Monday, March 29, 2004

Blame the Media | A final note that needs to be shared before I can close the books on Saint Joseph's unparalleled season: In the interview room after Saturday's loss in the regional final, I and dozens of reporters waited for Hawks head coach Phil Martelli to appear and address the media. According to the name tags on the dais at the front of the room, Saint Joseph's two best players, Jameer Nelson and Delonte West, would represent the team.

Well, immediately after his attempt to tie the game had bumped off the front of the rim, Nelson fell onto his back and lay prone for several seconds before a handful of Oklahoma State players graciously helped him off the floor. West, in front of the Hawks' bench, stood bent forward at the waist, his head buried in his hands. Neither appeared to relish the prospect of standing in front of national television cameras and telling the Bergen County Record's basketball writer how he felt in the wake of the result.

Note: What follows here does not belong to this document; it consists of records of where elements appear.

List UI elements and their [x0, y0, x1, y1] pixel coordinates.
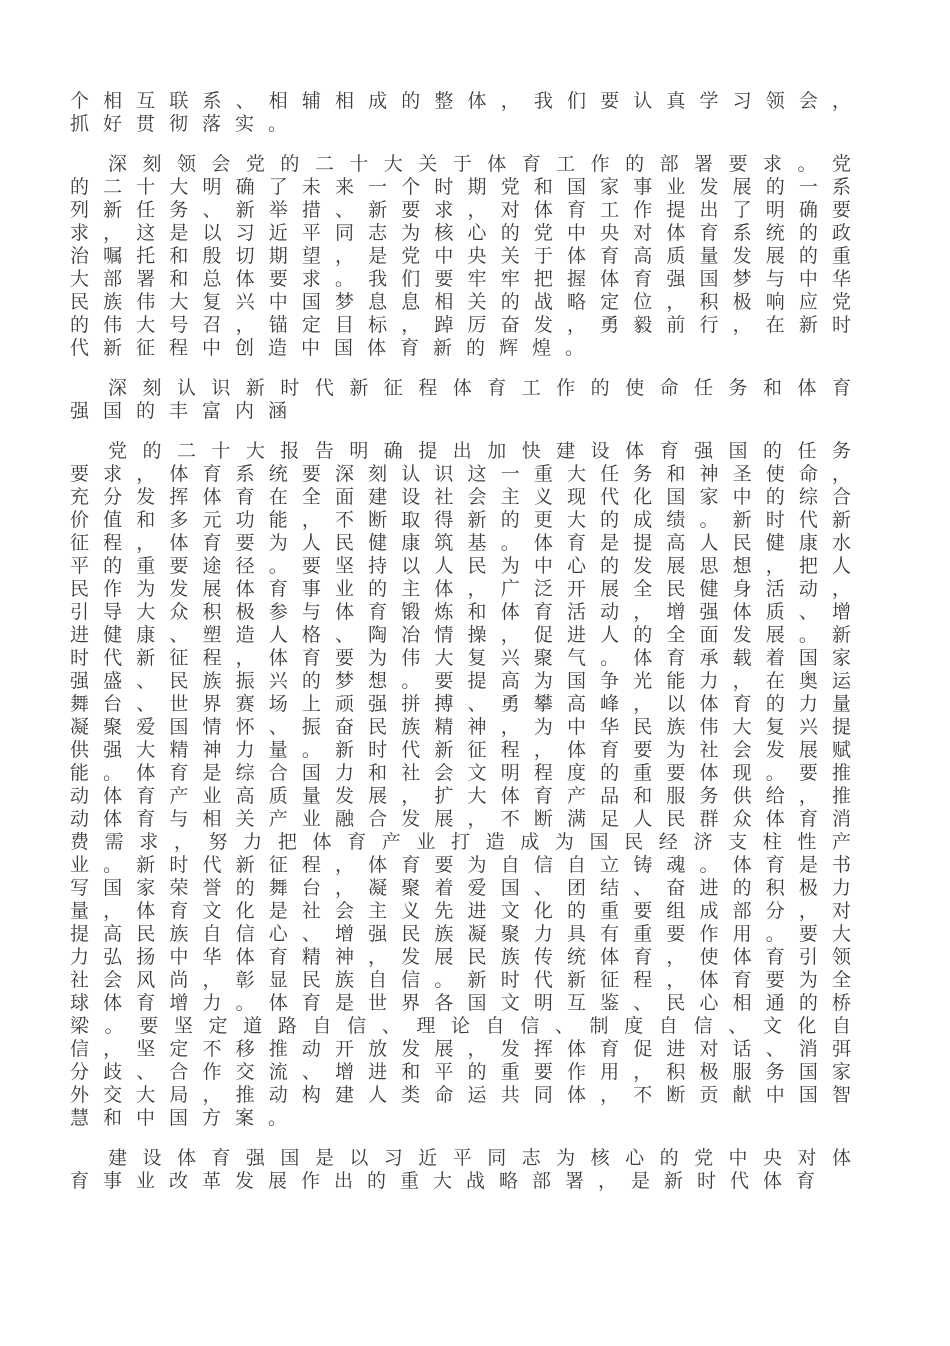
paragraph-deployment-requirements: 深刻领会党的二十大关于体育工作的部署要求。党的二十大明确了未来一个时期党和国家事业发展的一系列新任务、新举措、新要求，对体育工作提出了明确要求，这是以习近平同志为核心的党中央对体育系统的政治嘱托和殷切期望，是党中央关于体育高质量发展的重大部署和总体要求。我们要牢牢把握体育强国梦与中华民族伟大复兴中国梦息息相关的战略定位，积极响应党的伟大号召，锚定目标，踔厉奋发，勇毅前行，在新时代新征程中创造中国体育新的辉煌。 — [70, 153, 865, 359]
paragraph-strategic-deployment: 建设体育强国是以习近平同志为核心的党中央对体育事业改革发展作出的重大战略部署，是新时代体育 — [70, 1147, 865, 1192]
document-page — [70, 90, 865, 1210]
paragraph-continuation: 个相互联系、相辅相成的整体，我们要认真学习领会，抓好贯彻落实。 — [70, 90, 865, 135]
paragraph-mission-tasks: 党的二十大报告明确提出加快建设体育强国的任务要求，体育系统要深刻认识这一重大任务和神圣使命，充分发挥体育在全面建设社会主义现代化国家中的综合价值和多元功能，不断取得新的更大的成绩。新时代新征程，体育要为人民健康筑基。体育是提高人民健康水平的重要途径。要坚持以人民为中心的发展思想，把人民作为发展体育事业的主体，广泛开展全民健身活动，引导大众积极参与体育锻炼和体育活动，增强体质、增进健康、塑造人格、陶冶情操，促进人的全面发展。新时代新征程，体育要为伟大复兴聚气。体育承载着国家强盛、民族振兴的梦想。要提高为国争光能力，在奥运舞台、世界赛场上顽强拼搏、勇攀高峰，以体育的力量凝聚爱国情怀、振奋民族精神，为中华民族伟大复兴提供强大精神力量。新时代新征程，体育要为社会发展赋能。体育是综合国力和社会文明程度的重要体现。要推动体育产业高质量发展，扩大体育产品和服务供给，推动体育与相关产业融合发展，不断满足人民群众体育消费需求，努力把体育产业打造成为国民经济支柱性产业。新时代新征程，体育要为自信自立铸魂。体育是书写国家荣誉的舞台，凝聚着爱国、团结、奋进的积极力量，体育文化是社会主义先进文化的重要组成部分，对提高民族自信心、增强民族凝聚力具有重要作用。要大力弘扬中华体育精神，发展民族传统体育，使体育引领社会风尚，彰显民族自信。新时代新征程，体育要为全球体育增力。体育是世界各国文明互鉴、民心相通的桥梁。要坚定道路自信、理论自信、制度自信、文化自信，坚定不移推动开放发展，发挥体育促进对话、消弭分歧、合作交流、增进和平的重要作用，积极服务国家外交大局，推动构建人类命运共同体，不断贡献中国智慧和中国方案。 — [70, 440, 865, 1129]
section-heading: 深刻认识新时代新征程体育工作的使命任务和体育强国的丰富内涵 — [70, 377, 865, 422]
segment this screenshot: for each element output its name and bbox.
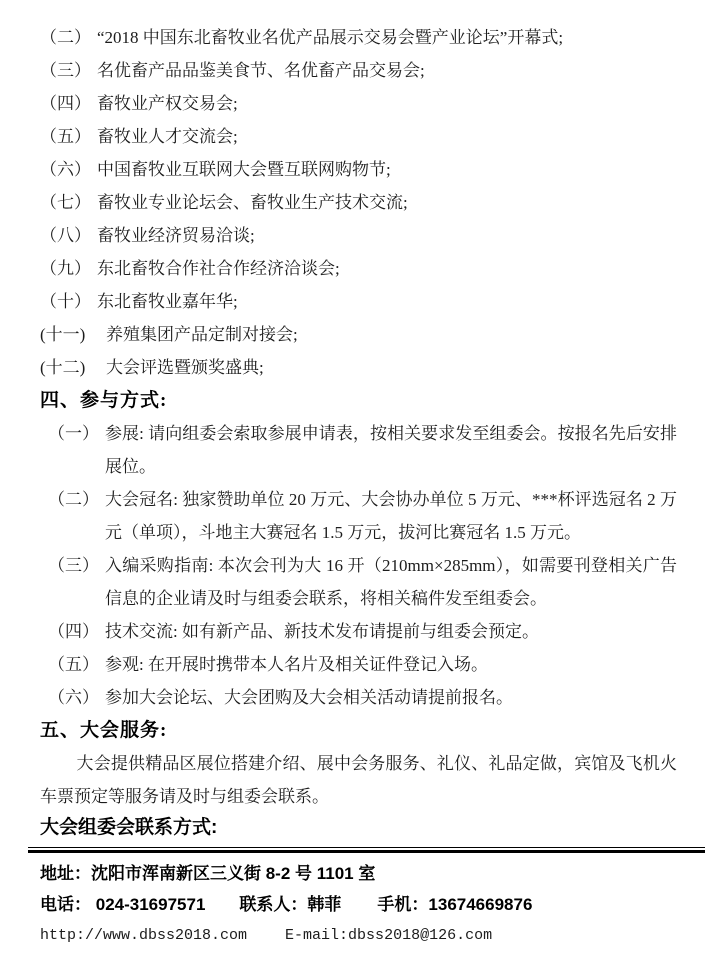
item-marker: （四） bbox=[40, 94, 91, 113]
list-item bbox=[48, 615, 677, 648]
list-item bbox=[40, 54, 677, 87]
contact-person-value: 韩菲 bbox=[307, 895, 342, 914]
participation-list bbox=[40, 417, 677, 714]
item-marker: （三） bbox=[40, 61, 91, 80]
item-marker: （六） bbox=[48, 688, 99, 707]
item-text: 名优畜产品品鉴美食节、名优畜产品交易会; bbox=[97, 61, 425, 80]
item-marker: （四） bbox=[48, 622, 99, 641]
list-item bbox=[40, 252, 677, 285]
item-text: 技术交流: 如有新产品、新技术发布请提前与组委会预定。 bbox=[105, 622, 539, 641]
list-item bbox=[40, 351, 677, 384]
item-marker: （二） bbox=[48, 490, 99, 509]
item-marker: （五） bbox=[48, 655, 99, 674]
phone-row bbox=[40, 889, 677, 920]
item-text: 东北畜牧合作社合作经济洽谈会; bbox=[97, 259, 340, 278]
list-item bbox=[40, 285, 677, 318]
list-item bbox=[40, 153, 677, 186]
item-text: 大会评选暨颁奖盛典; bbox=[106, 358, 264, 377]
address-row bbox=[40, 858, 677, 889]
item-marker: （三） bbox=[48, 556, 99, 575]
item-text: 东北畜牧业嘉年华; bbox=[97, 292, 238, 311]
mobile-value: 13674669876 bbox=[428, 895, 533, 914]
list-item bbox=[48, 648, 677, 681]
phone-label: 电话： bbox=[40, 895, 96, 914]
item-text: 畜牧业人才交流会; bbox=[97, 127, 238, 146]
contact-person-label: 联系人： bbox=[239, 895, 308, 914]
item-marker: (十一) bbox=[40, 325, 86, 344]
list-item bbox=[40, 318, 677, 351]
item-marker: (十二) bbox=[40, 358, 86, 377]
item-marker: （八） bbox=[40, 226, 91, 245]
list-item bbox=[40, 120, 677, 153]
item-text: 畜牧业经济贸易洽谈; bbox=[97, 226, 255, 245]
item-marker: （一） bbox=[48, 424, 99, 443]
item-marker: （五） bbox=[40, 127, 91, 146]
item-marker: （六） bbox=[40, 160, 91, 179]
item-text: “2018 中国东北畜牧业名优产品展示交易会暨产业论坛”开幕式; bbox=[97, 28, 564, 47]
email-address: E-mail:dbss2018@126.com bbox=[285, 927, 493, 944]
agenda-list bbox=[40, 21, 677, 384]
website-url: http://www.dbss2018.com bbox=[40, 927, 248, 944]
section-services-title: 五、大会服务: bbox=[40, 720, 168, 741]
item-text: 畜牧业产权交易会; bbox=[97, 94, 238, 113]
double-rule-divider bbox=[28, 847, 705, 853]
services-paragraph: 大会提供精品区展位搭建介绍、展中会务服务、礼仪、礼品定做，宾馆及飞机火车票预定等服务请及时与组委会联系。 bbox=[40, 754, 677, 806]
phone-value: 024-31697571 bbox=[95, 895, 206, 914]
section-participation-title: 四、参与方式: bbox=[40, 390, 168, 411]
list-item bbox=[40, 219, 677, 252]
address-value: 沈阳市浑南新区三义街 8-2 号 1101 室 bbox=[91, 864, 376, 883]
item-text: 大会冠名: 独家赞助单位 20 万元、大会协办单位 5 万元、***杯评选冠名 2 万元（单项），斗地主大赛冠名 1.5 万元，拔河比赛冠名 1.5 万元。 bbox=[105, 490, 677, 542]
item-text: 参加大会论坛、大会团购及大会相关活动请提前报名。 bbox=[105, 688, 513, 707]
list-item bbox=[48, 681, 677, 714]
item-text: 参展: 请向组委会索取参展申请表，按相关要求发至组委会。按报名先后安排展位。 bbox=[105, 424, 677, 476]
item-marker: （七） bbox=[40, 193, 91, 212]
contact-section-title: 大会组委会联系方式: bbox=[40, 817, 218, 838]
item-marker: （九） bbox=[40, 259, 91, 278]
list-item bbox=[48, 483, 677, 549]
item-marker: （十） bbox=[40, 292, 91, 311]
item-text: 入编采购指南: 本次会刊为大 16 开（210mm×285mm），如需要刊登相关广告信息的企业请及时与组委会联系，将相关稿件发至组委会。 bbox=[105, 556, 677, 608]
web-row bbox=[40, 920, 677, 951]
item-text: 养殖集团产品定制对接会; bbox=[106, 325, 298, 344]
list-item bbox=[48, 417, 677, 483]
item-text: 中国畜牧业互联网大会暨互联网购物节; bbox=[97, 160, 391, 179]
list-item bbox=[40, 21, 677, 54]
list-item bbox=[48, 549, 677, 615]
item-text: 参观: 在开展时携带本人名片及相关证件登记入场。 bbox=[105, 655, 488, 674]
item-marker: （二） bbox=[40, 28, 91, 47]
mobile-label: 手机： bbox=[377, 895, 429, 914]
list-item bbox=[40, 87, 677, 120]
address-label: 地址： bbox=[40, 864, 91, 883]
item-text: 畜牧业专业论坛会、畜牧业生产技术交流; bbox=[97, 193, 408, 212]
list-item bbox=[40, 186, 677, 219]
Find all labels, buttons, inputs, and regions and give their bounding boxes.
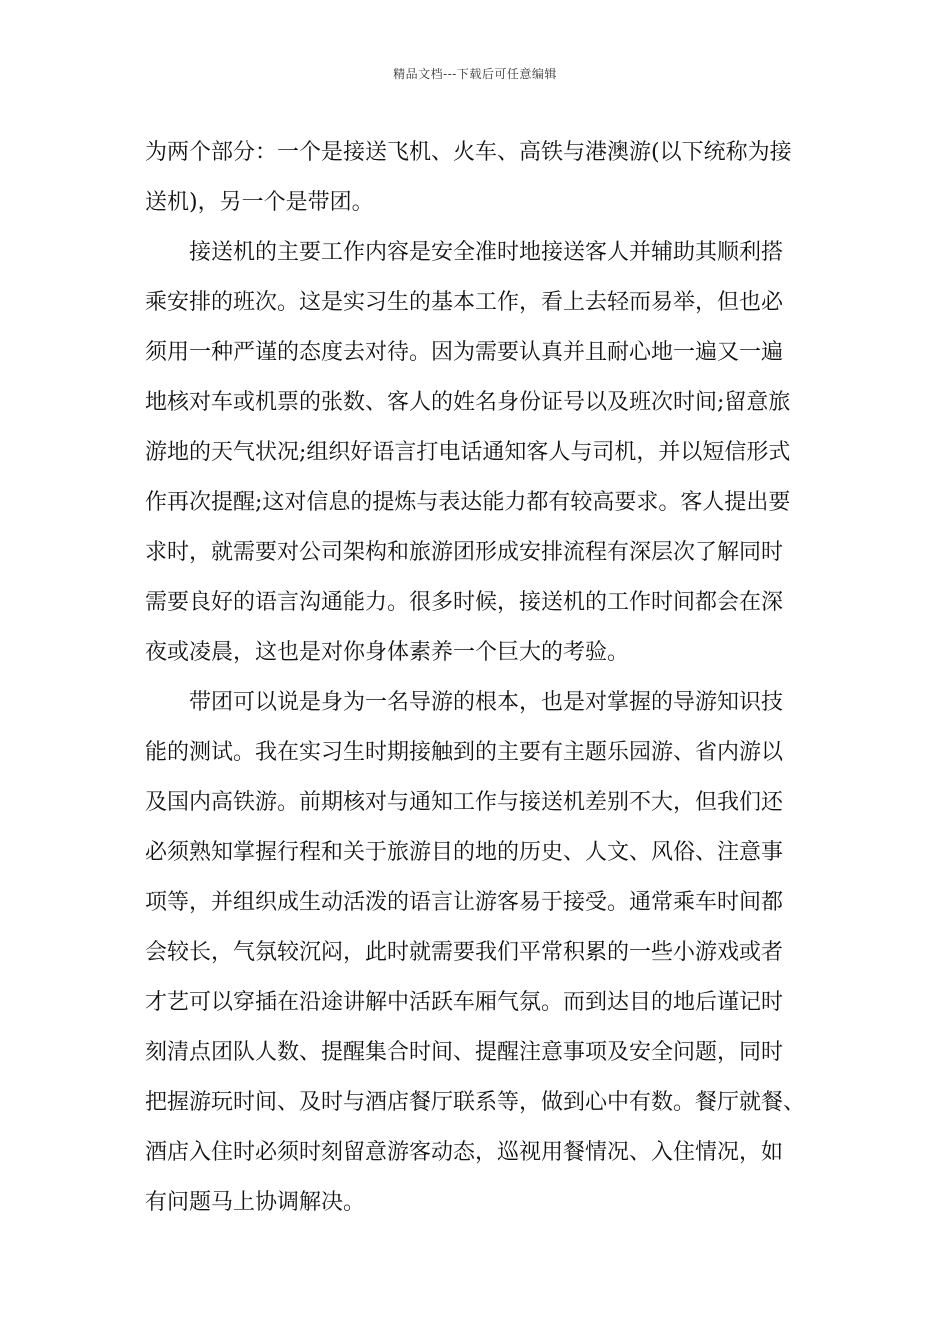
text-line: 项等，并组织成生动活泼的语言让游客易于接受。通常乘车时间都 (145, 890, 784, 915)
text-line: 及国内高铁游。前期核对与通知工作与接送机差别不大，但我们还 (145, 790, 784, 815)
document-body (145, 128, 835, 1228)
text-line: 乘安排的班次。这是实习生的基本工作，看上去轻而易举，但也必 (145, 290, 784, 315)
text-line: 会较长，气氛较沉闷，此时就需要我们平常积累的一些小游戏或者 (145, 940, 784, 965)
text-line: 夜或凌晨，这也是对你身体素养一个巨大的考验。 (145, 640, 630, 665)
text-line: 求时，就需要对公司架构和旅游团形成安排流程有深层次了解同时 (145, 540, 784, 565)
text-line: 有问题马上协调解决。 (145, 1190, 366, 1215)
text-line: 游地的天气状况;组织好语言打电话通知客人与司机，并以短信形式 (145, 440, 791, 465)
text-line: 地核对车或机票的张数、客人的姓名身份证号以及班次时间;留意旅 (145, 390, 791, 415)
page-header: 精品文档---下载后可任意编辑 (393, 67, 557, 81)
text-line: 酒店入住时必须时刻留意游客动态，巡视用餐情况、入住情况，如 (145, 1140, 784, 1165)
paragraph-start-line: 接送机的主要工作内容是安全准时地接送客人并辅助其顺利搭 (189, 240, 784, 265)
text-line: 必须熟知掌握行程和关于旅游目的地的历史、人文、风俗、注意事 (145, 840, 784, 865)
paragraph-start-line: 带团可以说是身为一名导游的根本，也是对掌握的导游知识技 (189, 690, 784, 715)
text-line: 为两个部分：一个是接送飞机、火车、高铁与港澳游(以下统称为接 (145, 140, 792, 165)
text-line: 需要良好的语言沟通能力。很多时候，接送机的工作时间都会在深 (145, 590, 784, 615)
text-line: 刻清点团队人数、提醒集合时间、提醒注意事项及安全问题，同时 (145, 1040, 784, 1065)
text-line: 把握游玩时间、及时与酒店餐厅联系等，做到心中有数。餐厅就餐、 (145, 1090, 806, 1115)
text-line: 须用一种严谨的态度去对待。因为需要认真并且耐心地一遍又一遍 (145, 340, 784, 365)
text-line: 作再次提醒;这对信息的提炼与表达能力都有较高要求。客人提出要 (145, 490, 791, 515)
text-line: 能的测试。我在实习生时期接触到的主要有主题乐园游、省内游以 (145, 740, 784, 765)
text-line: 送机)，另一个是带团。 (145, 190, 374, 215)
text-line: 才艺可以穿插在沿途讲解中活跃车厢气氛。而到达目的地后谨记时 (145, 990, 784, 1015)
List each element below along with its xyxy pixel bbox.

So I was not surprised when an NCAA media representative replaced their name tags with those of Pat Carroll and Tyrone Barley. Yet immediately there was audible grumbling. "You gotta be kidding." "That's not acceptable." "Un-freakin'-real." When the moderator announced the switch, one reporter actually had the temerity to ask why.

Nelson eventually made his way to the dais to join Carroll and Barley, and of course no one asked him any question of consequence or substance. They just wanted him there -- wanted to see if he would break down, wanted to see if he would bitch about the officiating, wanted to see if the four-year persona of a classy warrior and stand-up guy was real or just a facade. Wanted to see if his wheels would finally come off.

Look, I know the media have a job, and a big part of that is asking uncomfortable questions of people who may not wish to answer them. But we're talking about 21- and 22-year-old kids who have just lost, in brutally agonizing fashion, the biggest game they've ever played in. And this program has been second to none in offering access to players, coaches, and the campus. The fourth estate wouldn't have fallen if a roomful of reporters had cut them some slack for one night.

In case you're wondering, by the way, yes, it still hurts like a son of a bitch.